Tuesday, 2 November 2010

Now this, perhaps, could be called the anti-Twilight. A romantic vampire movie in which monsters remain monsters and vampires are not romanticised. A young man encounters a mysterious young woman and tells her, quite accurately, that she is not like any other girl he has ever met. A fairly new vampire, she is one of a pack who roam the back roads of the southern USA, finding victims to slake their blood thirst in a variety of creative and nasty ways. A pack of killers, and now it seems that young Caleb, bitten and turning, has to join them - or be killed.

Despite a couple of plot holes, I was pleasantly surprised by this one. The 80s aren't really my favourite decade for horror (although they're a lot better than the 90s) but this film shows off the slick 80s look at its best and marshals an excellent ensemble cast together to deliver a story that brings us to the very verge of vampiric cool without falling off.

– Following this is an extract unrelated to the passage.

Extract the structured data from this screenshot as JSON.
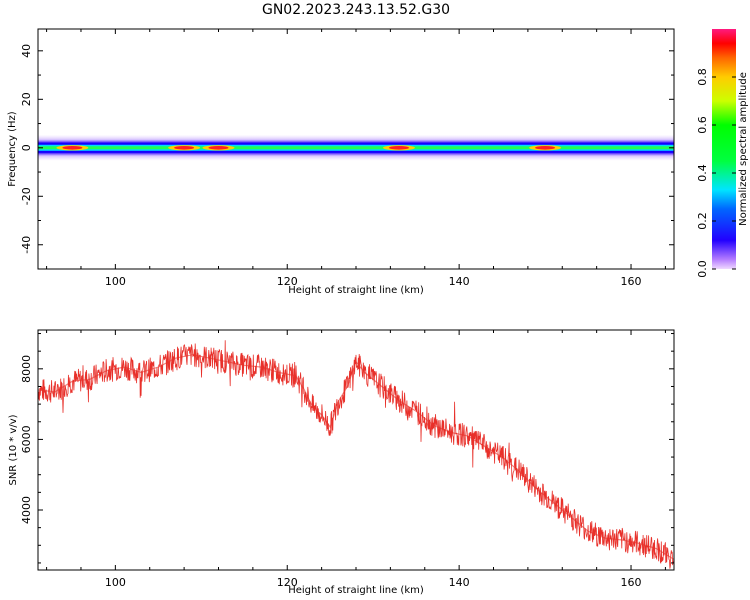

Because vampires are monsters, parasites who kill to live, and this movie never lets us forget it, even as the vampires go about their dirty deeds in a series of scenes of escalating violence that culminates in a massacre in a highway diner that shows off both the deadly style that the vampires exude as skilled, enthusiastic killers and the terrible, senseless brutality of what it is that they do.

Best of all, the movie plays out a happy ending to its love story, one that does not require the monstrous to be somehow vindicated or diluted, quite to the contrary. This is a horror story that does not have difficulty in telling apart the horrific and the human, and for that alone it is worth viewing, despite a few flaws.